Intermittent Fasting

Intermittent Fasting refers to the fasting done weekly or monthly or for any other vedic remedy which has been taught by us for many decades now. Recently Pranav Gupta forwarded this article from Harvard.

Harvard study shows how intermittent fasting may lead to a longer, healthier life

by Tina Fey

When it comes to living a healthy life, I’m sure you’ve heard enough about vitamin supplements and fad diets for one lifetime. But if you’re looking for a science-backed strategy that you can start doing today, then you’ll love this new finding. Harvard scientists have published a research study in the journal Cell Metabolism that reveals the effect intermittent fasting has on the aging process. Before we get into those incredible findings, let’s discuss what intermittent fasting means.

What is intermittent fasting?

Intermittent fasting is a way of eating. It is comprised of eating within a given window and not eating in a given window.

Typically, people fast for several hours a day, up to 16 hours a day in some cases. This is usually done by skipping breakfast in the morning after eating the final meal of the day on the previous day.

There is also a pattern of intermittent fasting that involves going 24 hours without food up to two times per week.

Why would someone participate in fasting?

While fasting might seem extreme to people who eat on a strict schedule, such as 3 meals a day plus 3 snacks a day, the truth is that fasting has been a part of cultures all over the world for as long as anyone can remember.
Why? Because it was used in religious practices as a mode of penitence as well as a golden opportunity for reflection and introspection.
But recently, intermittent fasting has caught the attention of scientists. Several studies have found that intermittent fasting changes the functions of cells, genes and hormones in a positive way.
And now, a new Harvard study has found something rather interesting in regards to aging.

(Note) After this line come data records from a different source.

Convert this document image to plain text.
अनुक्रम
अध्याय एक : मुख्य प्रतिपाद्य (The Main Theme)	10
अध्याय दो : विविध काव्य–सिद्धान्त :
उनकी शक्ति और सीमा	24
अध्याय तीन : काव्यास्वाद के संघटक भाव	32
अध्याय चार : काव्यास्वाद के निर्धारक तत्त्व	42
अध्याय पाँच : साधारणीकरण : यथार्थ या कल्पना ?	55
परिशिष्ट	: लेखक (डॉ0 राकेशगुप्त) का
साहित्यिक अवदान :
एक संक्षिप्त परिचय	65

What did Harvard Scientists find?

The study conducted by Harvard scientists found that when food was restricted from worm’s diets, their mitochondria seemed to resist breaking down longer than those worms who were fed regularly.
The mitochondria are parts of the cell that provide energy to the cell in which they are housed. As we age, these mitochondria lose their ability to produce that energy and our bodies break down.
But scientists were able to keep the mitochondrial networks in a “youthful state”
According to associate professor of genetic and complex diseases at Harvard and author of the study, this is a great step in understanding the benefits of fasting:
“Although previous work has shown how intermittent fasting can slow aging, we are only beginning to understand the underlying biology..our work shows how crucial the plasticity of mitochondria networks is for the benefits of fasting. If we lock mitochondria in one state, we completely block the effects of fasting or dietary restriction on longevity.”

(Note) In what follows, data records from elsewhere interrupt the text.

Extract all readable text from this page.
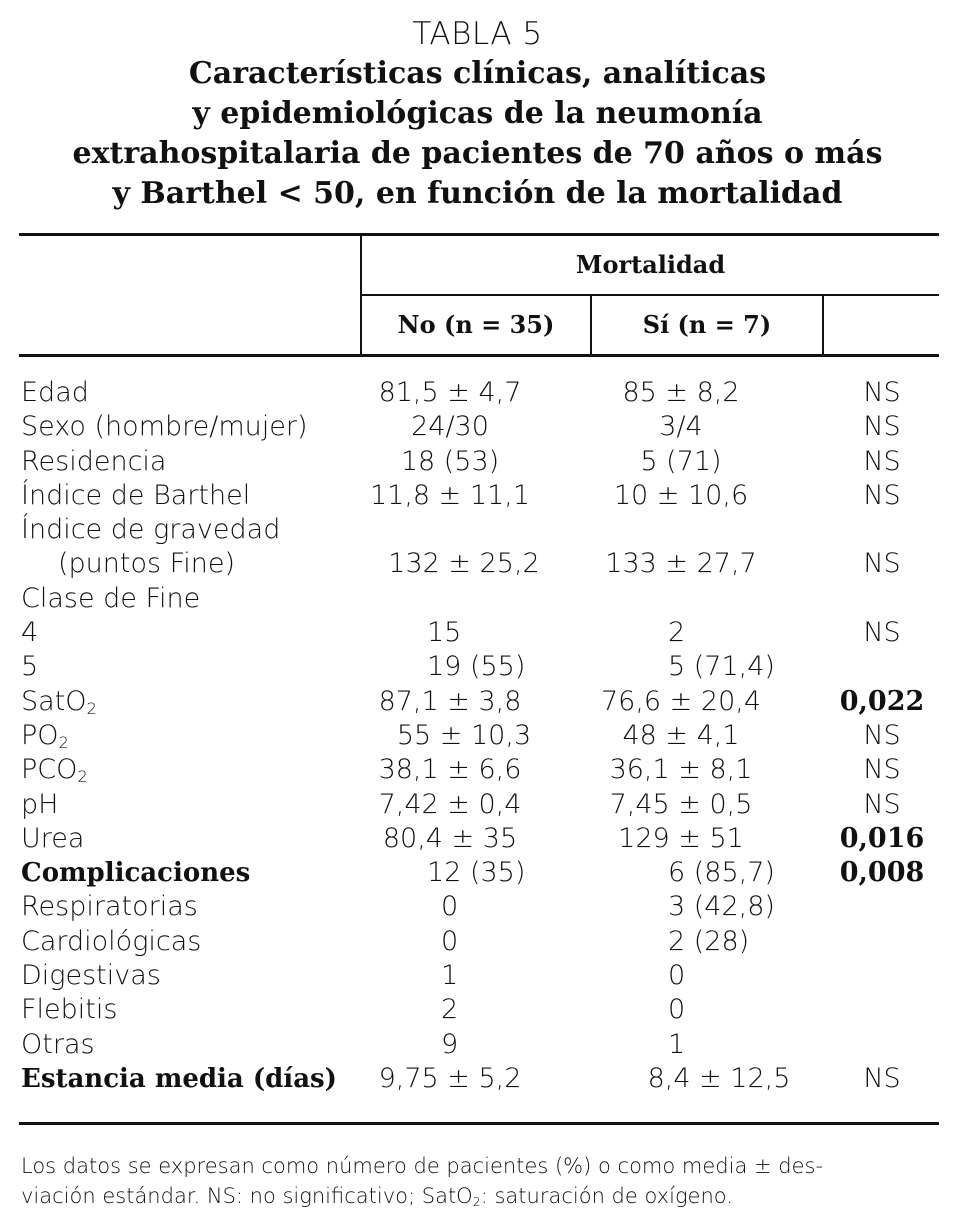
TABLA 5
Características clínicas, analíticas
y epidemiológicas de la neumonía
extrahospitalaria de pacientes de 70 años o más
y Barthel < 50, en función de la mortalidad
Mortalidad
No (n = 35)	Sí (n = 7)
Edad	81,5 ± 4,7	85 ± 8,2	NS
Sexo (hombre/mujer)	24/30	3/4	NS
Residencia	18 (53)	5 (71)	NS
Índice de Barthel	11,8 ± 11,1	10 ± 10,6	NS
Índice de gravedad
(puntos Fine)	132 ± 25,2	133 ± 27,7	NS
Clase de Fine
4	15	2	NS
5	19 (55)	5 (71,4)
SatO$_2$	87,1 ± 3,8	76,6 ± 20,4	0,022
$PO_2$	55 ± 10,3	48 ± 4,1	NS
$PCO_2$	38,1 ± 6,6	36,1 ± 8,1	NS
pH	7,42 ± 0,4	7,45 ± 0,5	NS
Urea	80,4 ± 35	129 ± 51	0,016
Complicaciones	12 (35)	6 (85,7)	0,008
Respiratorias	0	3 (42,8)
Cardiológicas	0	2 (28)
Digestivas	1	0
Flebitis	2	0
Otras	9	1
Estancia media (días)	9,75 ± 5,2	8,4 ± 12,5	NS
Los datos se expresan como número de pacientes (%) o como media ± des-
viación estándar. NS: no significativo; SatO$_2$: saturación de oxígeno.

This comes on the back of plenty of other findings

This isn’t the first time scientific studies have found benefits to intermittent fasting. Scientists conclude that several things happen in your body when you don’t eat for a while.
For example, your body initiates important cellular repair process and changes hormone levels to make stored body fat more accessible.
This helps people lose weight, reduce insulin resistance and inflammation in the body.
In fact, studies have found that intermittent fasting may also be beneficial for heart health, and may help prevent Alzheimer’s Disease.
Other benefits of intermittent fasting include helping to reduce brain fog.
Have you ever felt light-headed or dizzy after a big meal? Besides wanting to unbutton your pants after eating so much, fasting can help your body burn more calories and fat, which can help you think clearer.
Because you are not fixated on food or your next meal, you might find that you are better able to concentrate on tasks at hand.
It’s amazing how much food consumes our lives. Not just the food we eat, but the food we are exposed to on a daily basis, how much our social lives revolve around food, and how much we think about food.

What are the risks of intermittent fasting?

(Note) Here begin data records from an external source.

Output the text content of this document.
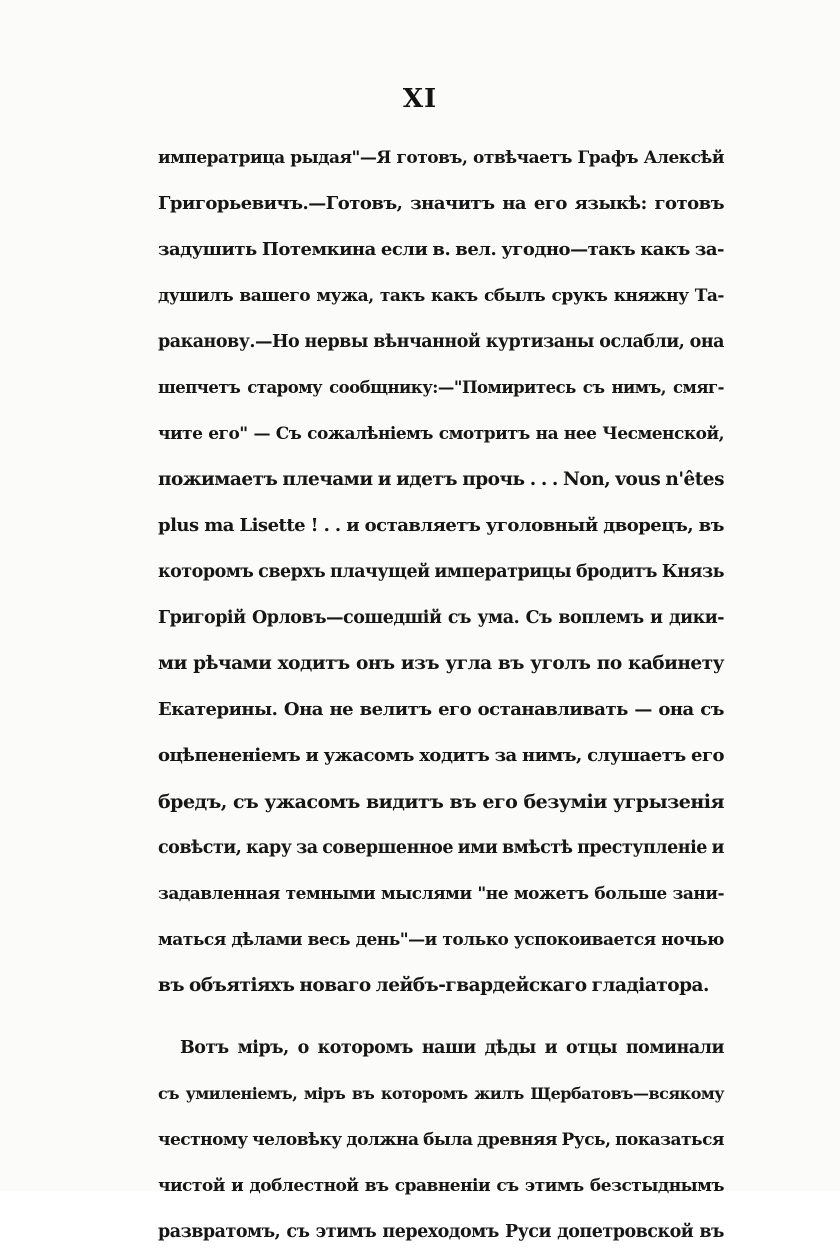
XI
императрица рыдая"—Я готовъ, отвѣчаетъ Графъ Алексѣй
Григорьевичъ.—Готовъ, значитъ на его языкѣ: готовъ
задушить Потемкина если в. вел. угодно—такъ какъ за-
душилъ вашего мужа, такъ какъ сбылъ срукъ княжну Та-
раканову.—Но нервы вѣнчанной куртизаны ослабли, она
шепчетъ старому сообщнику:—"Помиритесь съ нимъ, смяг-
чите его" — Съ сожалѣніемъ смотритъ на нее Чесменской,
пожимаетъ плечами и идетъ прочь . . . Non, vous n'êtes
plus ma Lisette ! . . и оставляетъ уголовный дворецъ, въ
которомъ сверхъ плачущей императрицы бродитъ Князь
Григорій Орловъ—сошедшій съ ума. Съ воплемъ и дики-
ми рѣчами ходитъ онъ изъ угла въ уголъ по кабинету
Екатерины. Она не велитъ его останавливать — она съ
оцѣпененіемъ и ужасомъ ходитъ за нимъ, слушаетъ его
бредъ, съ ужасомъ видитъ въ его безуміи угрызенія
совѣсти, кару за совершенное ими вмѣстѣ преступленіе и
задавленная темными мыслями "не можетъ больше зани-
маться дѣлами весь день"—и только успокоивается ночью
въ объятіяхъ новаго лейбъ-гвардейскаго гладіатора.
Вотъ міръ, о которомъ наши дѣды и отцы поминали
съ умиленіемъ, міръ въ которомъ жилъ Щербатовъ—всякому
честному человѣку должна была древняя Русь, показаться
чистой и доблестной въ сравненіи съ этимъ безстыднымъ
развратомъ, съ этимъ переходомъ Руси допетровской въ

When done properly, the risks of intermittent fasting are few and far between. It’s important to keep an eye on energy levels as you are fasting and be sure to drink plenty of water.
If you get dehydrated, you might find yourself making friends with an IV at a hospital. The human body can go for a long time without food – despite the pain we feel when we are “starving.”
Most of us don’t really know what starving feels like, and the truth is that most of us would last a really long time before “starving” to death.
But we do need water. And plenty of it. So if you are going to engage in fasting, be sure to get plenty of fluids in during the hours you are not eating solid food. Water won’t just keep you healthy; it will help to fight off some of that hunger you might feel.